Faced with an increasing number of international graduate students who struggled with English in the classroom, the University began to require that all the international graduate students take tests to gauge their command of academic English. The English Language Institute stepped in to become the primary form of English instruction for graduate students.
“GSIs are better teachers than they used to be,” Axelson said.
All international students must now pass ELI’s Academic English Evaluation to become GSIs. They take the two-hour test at the beginning of each semester.
Based on the results of the test, students are assigned to various English for Academic Purposes courses taught by the ELI. Courses for GSIs include Spoken and Written Grammar in Academic Contexts, Academic Speaking and Graduate Student Instructor Communication Skills.
No matter how much English a GSI knows, terms like “electronic override” are going to be baffling at first, said assistant mathematics professor Dale Winter. That’s why GSIs need to practice common classroom conversations before teaching classes, he said.

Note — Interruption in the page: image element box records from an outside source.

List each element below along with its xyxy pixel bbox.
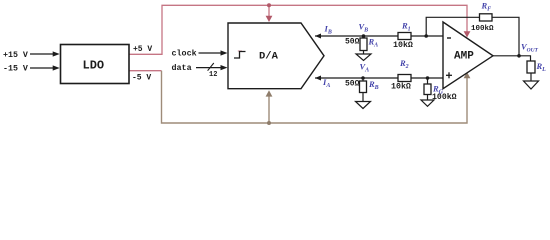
svg-text:data: data [172,63,192,73]
svg-text:10kΩ: 10kΩ [391,82,411,92]
svg-text:100kΩ: 100kΩ [471,25,494,33]
svg-text:50Ω: 50Ω [345,38,360,47]
svg-text:-5 V: -5 V [132,73,151,82]
svg-text:12: 12 [209,71,217,79]
svg-text:+15 V: +15 V [3,51,28,60]
svg-text:clock: clock [172,49,197,59]
svg-text:-15 V: -15 V [3,65,28,74]
svg-text:100kΩ: 100kΩ [432,92,457,102]
svg-text:50Ω: 50Ω [345,80,360,89]
svg-text:AMP: AMP [454,50,474,62]
svg-text:+5 V: +5 V [133,45,152,54]
svg-text:LDO: LDO [83,59,105,73]
svg-text:D/A: D/A [259,51,279,63]
svg-text:10kΩ: 10kΩ [393,40,413,50]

International students taking ELI courses make presentations and hold simulated office hours as part of their training.
ELI lecturers also teach graduate students about American educational culture. There are major differences between the way teachers and students interact in the United States and other countries, Rhea said.
One Chinese GSI teaching Math 115 was popular even though he struggled to speak English because he made it clear that he cared about his students, she said.
When a handful of administrators from Chinese universities visited the University’s mathematics department and spoke with the graduate student, they asked him why American students liked him so much. His answer cracked up the administrators.
“In America, you have to care about the student,” Rhea said, imitating the graduate student’s Chinese accent. “The administrators laughed like that was a real bizarre idea.”
Many departments at the University – including the math department – train their GSIs beyond the courses taught by the ELI. After receiving certification, math GSIs must take a month-long department-specific course before they can teach a course.
They also “shadow” GSIs already teaching courses to learn how to grade assignments and interact with students, Rhea said.
“We truly do not want to put someone in the classroom that we know we’re going to get complaints on,” she said.
Granted, it can be difficult to understand an international GSI unfamiliar with American classroom culture, who speaks accented or poor English. The experience, however, is what students make of it.
The Internet and increasingly free trade have made English a lingua franca that allows people from different countries and native speakers of different languages to communicate.
Students have in international GSIs an opportunity to gain exposure to the myriad varieties of English that cross the telephone lines and fill the boardrooms of today’s international world. All they have to do is listen.